After a two-and-a-half hour discussion on immediate and future policing needs in Regina, city council approved the $96 million budget for 2020 presented by the Board of Police Commissioners.
Regina Police Service Chief Evan Bray told municipal politicians Tuesday night during budget deliberations that he was confident in what was outlined, but that the organization is “bursting at the seams in a couple of areas.”
The comment followed an unsuccessful motion brought forward by Coun. Jerry Flegel, who wanted to send the police budget back to the board for review, calling it inadequate.
Flegel cited statistics situating Regina as a high-crime city and questioned the police chief on the reality officers are facing on a daily basis.
The number of police officers in Regina has not kept pace with the growth of the city, Bray said.
The 2020 budget adds four officer positions and six civilian positions.
If the board had more funding, Bray said he would like to see it bolster the frontline.
“I feel like that’s where the pressure is right now,” he said.
Complex social issues are causing recidivism that lead the chief to worry about the well-being of his officers.
“We’re facing higher call volumes. We’re facing risk in the community like we’ve never seen before,” Bray said. “It sometimes is frightening to me.”
Coun. Sharron Bryce questioned why the board wouldn’t include funding for 45 additional officers if that’s what the police service needs.
“We put forward a budget this year that we tried to measure in metre based on what we felt there would be an appetite to support,” said Bray, who noted it has been three years since the force has added officers who weren’t to replace those lost through retirement or attrition.
“We’ve tried to do internal trimming and readjusting where we can,” he said.
Flegel, noting he could not direct the Board of Police Commissioners, suggested that an additional $260,000 this year could grow the force by seven or eight officers.
Council does not have the ability to “break open” the police budget, said the mayor, who is the chair of the Board of Police Commissioners. Couns. Joel Murray and Barbara Young are members.
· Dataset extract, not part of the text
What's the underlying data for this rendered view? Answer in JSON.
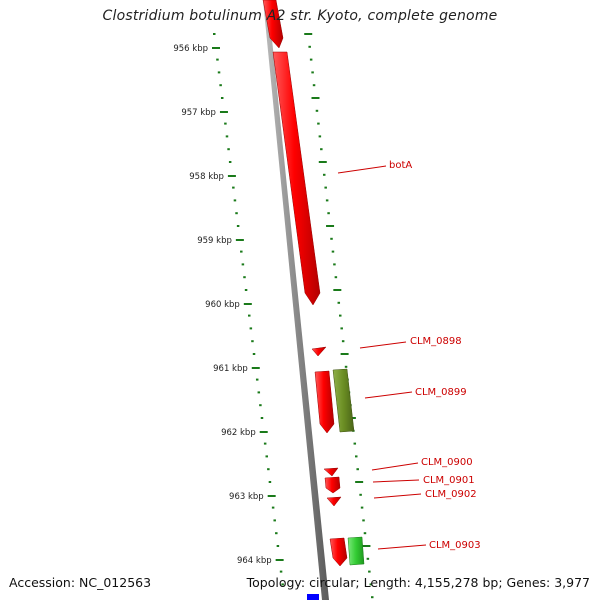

Flegel voiced frustration over the fact that council as a whole is by and large left out of discussions about the needs of the police, a city-funded service.
It was a sentiment echoed by Coun. John Findura, who added that it would have been beneficial to talk about the issues facing the police service six months ago.
“I don’t want to do this at the 11th-and-a-half hour,” Findura said. “We need to pass this budget.”
Council approved the proposed net operating budget of $85.6 million for the Regina Police Service ($10.4 million is accounted for in revenue). But it also sent a referral to the Board of Police Commissioners to look more closely at ways to address both social determinants of crime and officer shortfalls in the lead up to the 2021 budget.
“We want to see more resources put in in a more concentrated way,” said the mayor. “This is a shift of a perspective by council that wasn’t there before.s
“We’ve moved into a much more generous and a much larger perspective of how we can deal with the social determinants of crime as well as officers on the street.”